Die Montessori-Einsatzzylinder sind ist ein sowohl pädagogisch also auch materiell hochwertiges Material, mit dem sich spielerisch und mit Freude lernen lässt. Sie schulen die Motorik der Schreibhand in einem sehr frühen Alter, führen und schulen Größenwahrnehmung und Sinn für Hohlraum und Körpervolumen.
 
Eine Besonderheit ist auch, dass das Material schon sehr früh einsetzbar ist: die Einsatzzylinder sind für Kinder ab 3 Jahren geeignet.



Aus welchem Material bestehen die Einsatzzylinder?

 
Das komplette Material besteht aus hochwertigem Holz.
Vier Holzblöcke zu je 50 cm Länge beinhalten je 10 herausnehmbare Holzzylinder, die wie „Orgelpfeifen“ jeweils eine Reihe bilden, wenn man sie nebeneinander aufstellt, wobei jede Reihe hat bestimmte charakteristische Eigenschaften hat: bei gleichbleibender Form innerhalb einer Reihe ändern sich jeweils Länge und Breite der Zylinder.
 
Was genau können Kinder mit den Einsatzzylindern lernen?
Die Einsatzzylinder gehören wie schon erwähnt, zum Kategorie „Sinnesmaterial“ des Montessori-Lernmaterials.
Über die Sinne – hier bei den Einsatzzylindern insbesondere den visuellen Sinn und den Tastsinn – lassen sich bestimmte Lernziele direkt über die Sinne begreifen:
 
Neben der Schulung der Motorik schulen Kinder mit den Einsatzzylindern die Größenwahrnehmung und bekommen ein Gespür für Hohlraum und Körpervolumen.
 
Durch Betrachten, Vergleichen, Ertasten erfahren sie direkt am Material, was Breite, Länge, dick und dünn ist und wie es sich anfühlt.
Zudem lernen Kinder elementare Eigenschaftswörter bzw.
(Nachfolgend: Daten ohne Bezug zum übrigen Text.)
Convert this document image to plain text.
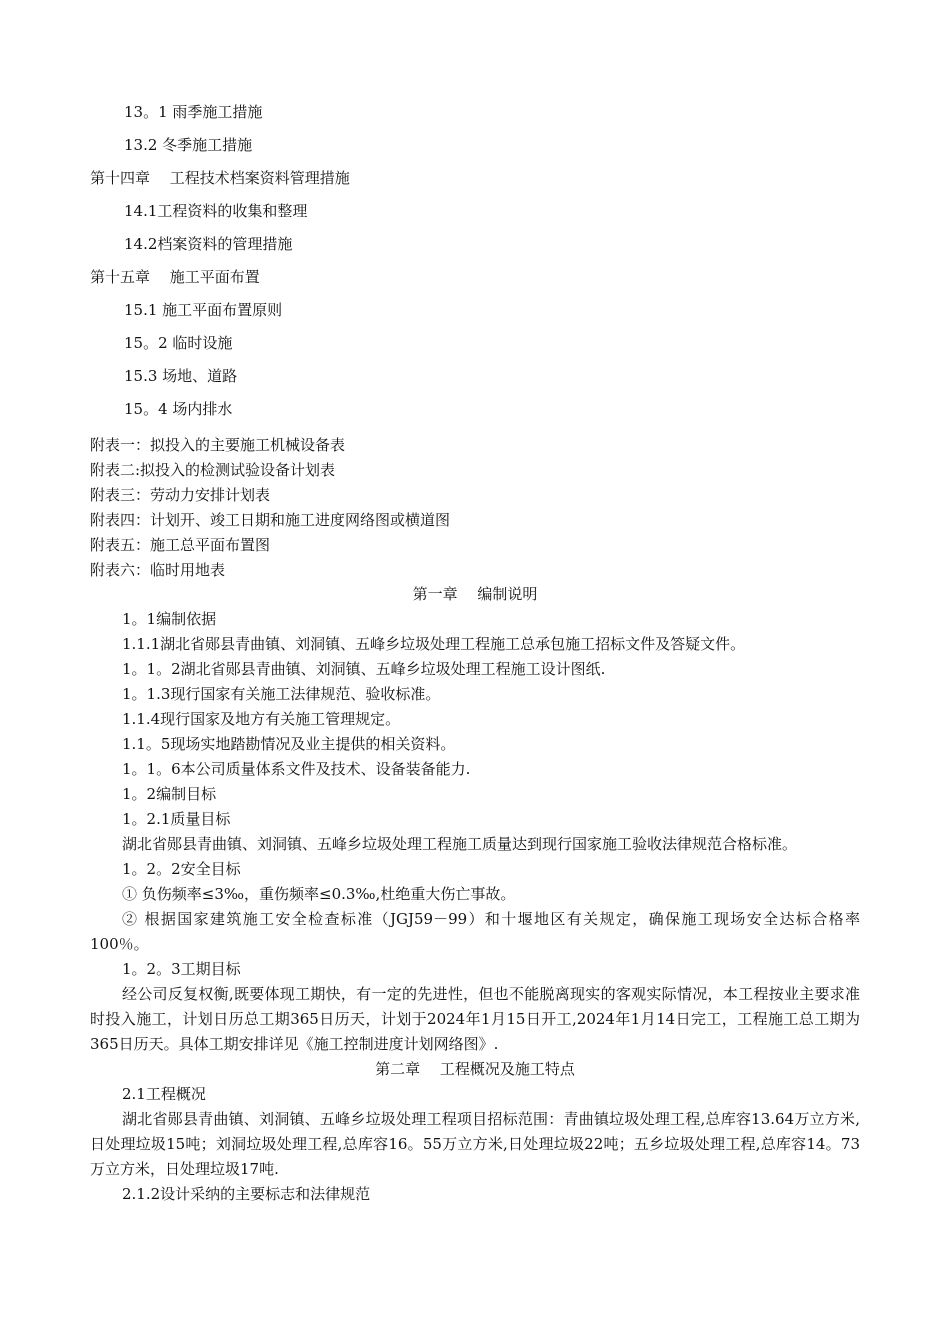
13。1 雨季施工措施
13.2 冬季施工措施
第十四章　 工程技术档案资料管理措施
14.1工程资料的收集和整理
14.2档案资料的管理措施
第十五章　 施工平面布置
15.1 施工平面布置原则
15。2 临时设施
15.3 场地、道路
15。4 场内排水
附表一：拟投入的主要施工机械设备表
附表二:拟投入的检测试验设备计划表
附表三：劳动力安排计划表
附表四：计划开、竣工日期和施工进度网络图或横道图
附表五：施工总平面布置图
附表六：临时用地表
第一章　 编制说明
1。1编制依据
1.1.1湖北省郧县青曲镇、刘洞镇、五峰乡垃圾处理工程施工总承包施工招标文件及答疑文件。
1。1。2湖北省郧县青曲镇、刘洞镇、五峰乡垃圾处理工程施工设计图纸.
1。1.3现行国家有关施工法律规范、验收标准。
1.1.4现行国家及地方有关施工管理规定。
1.1。5现场实地踏勘情况及业主提供的相关资料。
1。1。6本公司质量体系文件及技术、设备装备能力.
1。2编制目标
1。2.1质量目标
湖北省郧县青曲镇、刘洞镇、五峰乡垃圾处理工程施工质量达到现行国家施工验收法律规范合格标准。
1。2。2安全目标
① 负伤频率≤3‰，重伤频率≤0.3‰,杜绝重大伤亡事故。
② 根据国家建筑施工安全检查标准（JGJ59－99）和十堰地区有关规定，确保施工现场安全达标合格率100％。
1。2。3工期目标
经公司反复权衡,既要体现工期快，有一定的先进性，但也不能脱离现实的客观实际情况，本工程按业主要求准时投入施工，计划日历总工期365日历天，计划于2024年1月15日开工,2024年1月14日完工，工程施工总工期为365日历天。具体工期安排详见《施工控制进度计划网络图》.
第二章　 工程概况及施工特点
2.1工程概况
湖北省郧县青曲镇、刘洞镇、五峰乡垃圾处理工程项目招标范围：青曲镇垃圾处理工程,总库容13.64万立方米,日处理垃圾15吨；刘洞垃圾处理工程,总库容16。55万立方米,日处理垃圾22吨；五乡垃圾处理工程,总库容14。73万立方米，日处理垃圾17吨.
2.1.2设计采纳的主要标志和法律规范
Gegensatzpaare wie dick/dünn, lang/kurz, hoch/niedrig, dick/dünn, schmal/breit, flach/ tief etc.
Lernen und Arbeiten mit den Einsatzzylindern
 
Die einfachste und elementarste Form, sich mit den Einsatzzylindern zu befassen ist sicherlich, die Zylinder jeden Holzblocks einzeln an den Griffen herauszunehmen und wieder einzusetzen.
 
Da die Einsatzzylinder sehr schöne und praktische Griffe haben, an denen sie sich herausnehmen lassen, wird beim Herausnehmen und Wieder Einsetzen die Schreibhandmotorik gefördert – damit kann schon sehr früh begonnen werden, was das Schreiben lernen dann später umso einfacher macht.
 
Dabei können die Zylinder auch genau betrachtet und beschrieben und so neue Wörter erlernt werden.
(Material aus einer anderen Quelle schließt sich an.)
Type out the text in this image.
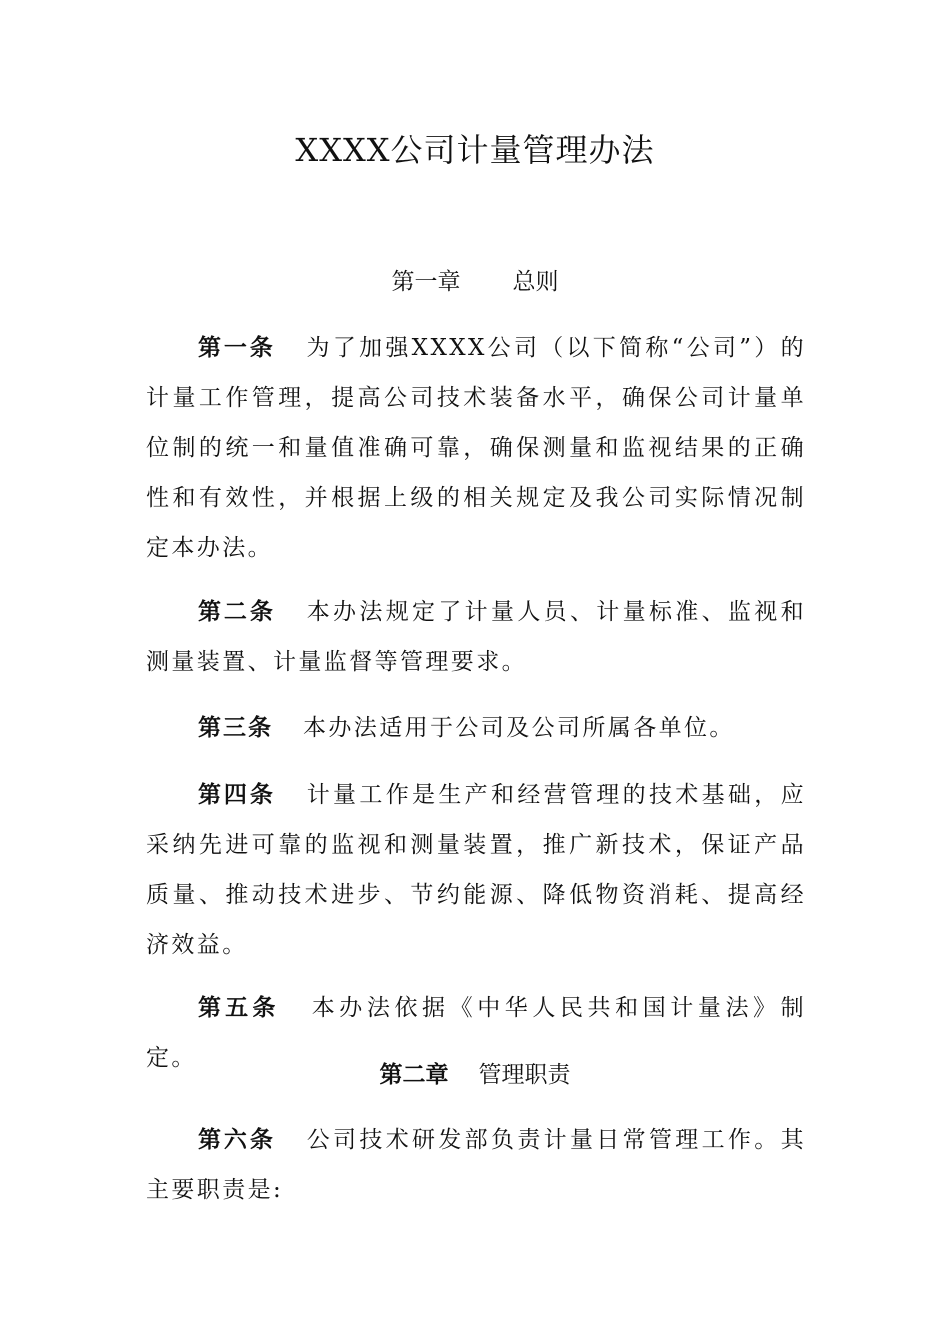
XXXX公司计量管理办法
第一章 总则

第一条 为了加强XXXX公司（以下简称“公司”）的计量工作管理，提高公司技术装备水平，确保公司计量单位制的统一和量值准确可靠，确保测量和监视结果的正确性和有效性，并根据上级的相关规定及我公司实际情况制定本办法。

第二条 本办法规定了计量人员、计量标准、监视和测量装置、计量监督等管理要求。

第三条 本办法适用于公司及公司所属各单位。

第四条 计量工作是生产和经营管理的技术基础，应采纳先进可靠的监视和测量装置，推广新技术，保证产品质量、推动技术进步、节约能源、降低物资消耗、提高经济效益。

第五条 本办法依据《中华人民共和国计量法》制定。

第二章 管理职责

第六条 公司技术研发部负责计量日常管理工作。其主要职责是:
Schwieriger wird es schon, wenn die Zylinder eines Blocks aus den Vertiefungen genommen, vermischt und dann wieder in die richtigen Vertiefungen zurück gesetzt werden – genau so können die Zylinder auch außerhalb des Holzblocks als Reihe aufgestellt werden.
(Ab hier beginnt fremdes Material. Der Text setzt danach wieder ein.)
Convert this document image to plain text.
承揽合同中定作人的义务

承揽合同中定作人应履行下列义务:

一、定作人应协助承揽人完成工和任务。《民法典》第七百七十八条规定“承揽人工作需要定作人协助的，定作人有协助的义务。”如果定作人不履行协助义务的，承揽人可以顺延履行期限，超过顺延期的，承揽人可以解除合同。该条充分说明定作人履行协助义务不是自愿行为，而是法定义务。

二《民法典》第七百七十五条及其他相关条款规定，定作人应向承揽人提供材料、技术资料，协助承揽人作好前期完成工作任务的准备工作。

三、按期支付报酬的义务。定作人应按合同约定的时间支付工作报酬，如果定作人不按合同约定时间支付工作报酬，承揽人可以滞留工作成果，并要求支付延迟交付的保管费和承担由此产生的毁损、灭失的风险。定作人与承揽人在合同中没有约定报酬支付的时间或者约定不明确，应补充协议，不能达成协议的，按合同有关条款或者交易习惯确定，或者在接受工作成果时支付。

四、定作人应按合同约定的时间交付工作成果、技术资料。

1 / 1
Ältere Kinder und Fortgeschrittene können dann mit allen vier Blöcken arbeiten, indem sie zum Beispiel die Zylinder und die Reihen miteinander vergleichen. Auch hier lassen sich noch einmal eine Menge neuer Wörter lernen.
 
Die größte Herausforderung ist es sicher, die Zylinder aller vier Blöcke miteinander zu vermischen und dann die richtige Vertiefung für jeden Zylinder zu finden: da nur eine einzige Vertiefung zu jedem Zylinder passt, bedeutet dies, dass aus 40 Möglichkeiten die richtige herausgefunden werden muss!
Bei der Arbeit mit den Einsatzzylindern ergibt sich die Lösungskontrolle eigentlich von selbst: man sieht gleich, ob der Zylinder richtig in der Aussparung sitzt, oder ob er gar nicht erst hinein passt oder zu lose drin sitzt.